Hoe oordeelt u over de structuur waarin bv niet-verschuldigde royalty’s toch in mindering op de winst mag brengen? Acht u deze structuur gewenst? Wordt deze structuur geraakt door de anti-ontgaansrichtlijn? Hoe luidt uw antwoord als deze infokapstructuur wordt aangepast in die zin dat in plaats van een CV een met een CV vergelijkbare rechtsvorm van een derde staat (hiermee wordt gedoeld op een staat die geen lid is van de EU) wordt gebruikt die door de betreffende derde staat en de VS als niet-transparant en door Nederland als transparant wordt aangemerkt? Kunt u uw antwoorden toelichten?2
Op basis van het arm’s length-beginsel dient in Nederland een zakelijke beloning voor de uitgeoefende functies, gelopen risico’s en gebruikte activa in de heffing te worden betrokken. Als een Nederlandse vennootschap louter op basis van aandeelhoudersmotieven een voordeel ontvangt, dus zonder enige of tegen een onzakelijk lage tegenprestatie, en zowel de verstrekker als de ontvanger van het voordeel zich hiervan bewust zijn, dan dient volgens vaste jurisprudentie van de Hoge Raad (sinds 195711) dit onzakelijke element geëlimineerd te worden bij het vaststellen van de fiscale winst in Nederland. Dit kan ook het geval zijn indien een licentieovereenkomst op grond van aandeelhoudersmotieven niet onder zakelijke voorwaarden (voorwaarden zoals tussen niet gelieerde partijen tot stand zouden komen) tot stand is gekomen, bijvoorbeeld omdat er geen zakelijke royalty wordt betaald. Ik herhaal hier dat weliswaar de aftrek wordt toegepast, maar dat de belastingplichtige hiervan desgevraagd een juist en volledig beeld moet geven aan de buitenlandse belastingdienst en dat er informatie over informeel kapitaalsituaties (met en zonder ruling) wordt uitgewisseld tussen belastingdiensten.

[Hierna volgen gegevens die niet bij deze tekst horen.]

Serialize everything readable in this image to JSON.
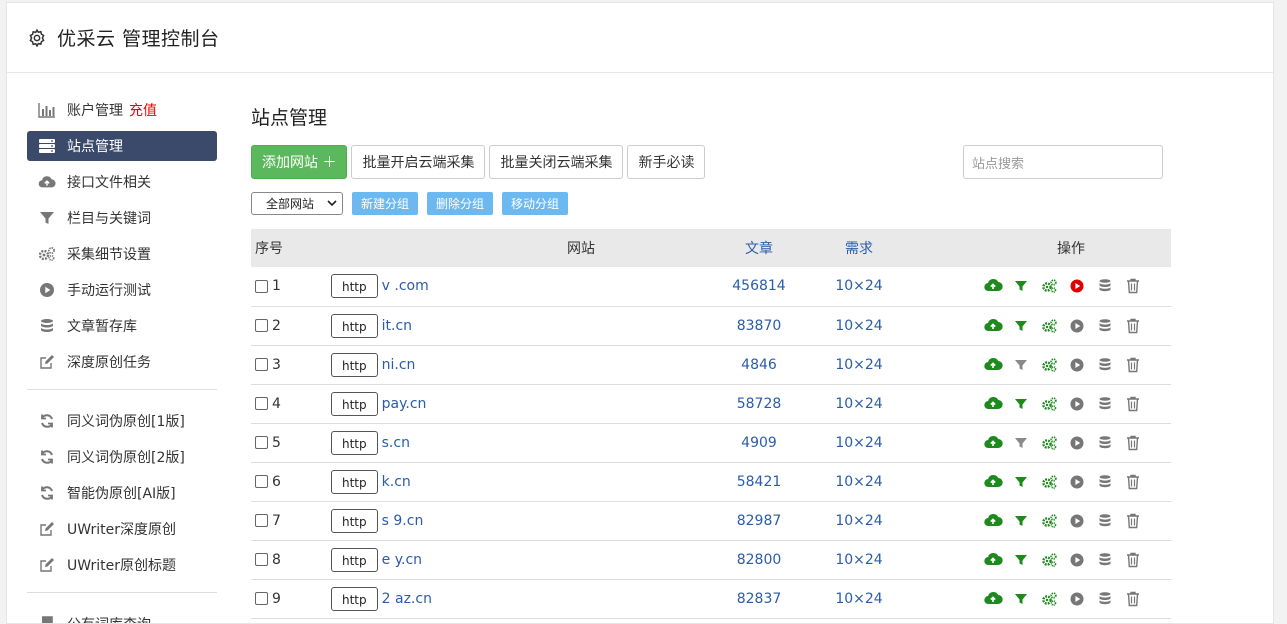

De uitwerking van het arm’s length-beginsel is niet afhankelijk van de kwalificatie van een rechtsvorm. Voor de impact van de Europese richtlijnen op de informeel kapitaaldoctrine verwijs ik naar mijn antwoord op vraag 1. De vraag lijkt voorts betrekking te hebben op structuren met hybride entiteiten. Daarop ziet ATAD2. De precieze gevolgen van ATAD 2 voor individuele structuren zijn afhankelijk van de inbedding en implementatie van de richtlijn in de nationale wetgeving. Dit is complex en wordt momenteel bestudeerd. ATAD2 dient kort gezegd uiterlijk per 31 december 2019 in nationale wetgeving te zijn geïmplementeerd. Er wordt beoogd om hiervoor in de eerste helft van 2018 een conceptwetsvoorstel ter internetconsultatie aan te bieden. Invoering van dat wetsvoorstel is voorzien per 1 januari 2020.
Hoeveel modelteksten van APA’s en ATR’s bestaan er? (APA: advanced price ruling, ATR: advanced text ruling) Zijn/worden deze allemaal met de Kamer gedeeld?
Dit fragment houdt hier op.